6. Support the exercise with food
Bone does not adapt well if the body is under-fuelled.
Calcium, vitamin D, protein, total energy intake, and overall diet quality all matter. For many adults, especially older adults, low protein intake is a major issue. If you are training but not giving the body the building blocks it needs, adaptation will be limited.
This is why dietitian input can be so helpful. Not because everyone needs a complicated meal plan, but because many people need to know whether their current intake is supporting the goal.
7. Make your home safer
This is not glamorous, but it matters.
If fracture risk is a concern, then fall prevention is part of bone health.
Look at rugs, cords, lighting, bathroom surfaces, footwear, pets underfoot, steps, and clutter. Strength and balance training are powerful, but your environment matters too.
A simple home audit can reduce avoidable risk.
The bottom line
At home, your goal is to build the foundation:
Strength.
Balance.
Confidence.
Better movement habits.
Consistency.
But if you want the strongest possible bone-health stimulus, especially for the hip and spine, home exercise may not be enough forever.
At some point, you may need more structured loading.
That is not a failure of home exercise. It is just physiology.
Start where you are. Build what you can. Get stronger. Move better. Then, when appropriate, progress into a supervised environment where the loading can become more specific.
Bone responds to the right signal.
Your job is to start sending it.
References
Giangregorio LM et al. Too Fit To Fracture: exercise recommendations for individuals with osteoporosis or osteoporotic vertebral fracture. Osteoporosis International, 2014.

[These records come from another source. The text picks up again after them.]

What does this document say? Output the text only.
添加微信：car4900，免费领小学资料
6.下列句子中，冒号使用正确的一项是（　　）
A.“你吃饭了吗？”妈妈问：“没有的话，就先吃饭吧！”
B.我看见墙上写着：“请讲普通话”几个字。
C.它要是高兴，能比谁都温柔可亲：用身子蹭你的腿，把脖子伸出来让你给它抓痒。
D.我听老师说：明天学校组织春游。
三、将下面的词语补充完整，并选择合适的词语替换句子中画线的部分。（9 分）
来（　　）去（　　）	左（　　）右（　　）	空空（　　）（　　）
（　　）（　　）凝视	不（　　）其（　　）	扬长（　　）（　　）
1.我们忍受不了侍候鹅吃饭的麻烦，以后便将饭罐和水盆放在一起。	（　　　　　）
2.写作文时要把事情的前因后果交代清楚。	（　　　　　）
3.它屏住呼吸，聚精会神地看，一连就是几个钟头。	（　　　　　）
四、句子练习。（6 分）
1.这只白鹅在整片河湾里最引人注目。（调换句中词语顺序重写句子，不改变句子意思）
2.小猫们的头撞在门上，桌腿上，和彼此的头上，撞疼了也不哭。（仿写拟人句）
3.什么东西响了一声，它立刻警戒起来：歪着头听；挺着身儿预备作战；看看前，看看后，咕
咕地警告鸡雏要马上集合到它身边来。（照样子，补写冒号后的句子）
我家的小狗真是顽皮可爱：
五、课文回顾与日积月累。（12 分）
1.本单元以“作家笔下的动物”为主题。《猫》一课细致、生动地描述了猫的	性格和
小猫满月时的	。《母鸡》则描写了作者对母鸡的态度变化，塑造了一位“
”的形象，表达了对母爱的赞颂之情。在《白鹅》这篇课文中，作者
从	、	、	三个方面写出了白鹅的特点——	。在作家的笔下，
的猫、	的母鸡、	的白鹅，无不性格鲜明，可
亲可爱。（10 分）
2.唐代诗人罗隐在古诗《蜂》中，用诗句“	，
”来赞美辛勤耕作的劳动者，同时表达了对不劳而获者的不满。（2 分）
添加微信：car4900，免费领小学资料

Watson SL et al. High-Intensity Resistance and Impact Training Improves Bone Mineral Density and Physical Function in Postmenopausal Women With Osteopenia and Osteoporosis: The LIFTMOR Randomized Controlled Trial. Journal of Bone and Mineral Research, 2018/2019.
Bae S et al. Position Statement: Exercise Guidelines for Osteoporosis Management and Fall Prevention in Osteoporosis Patients. 2023.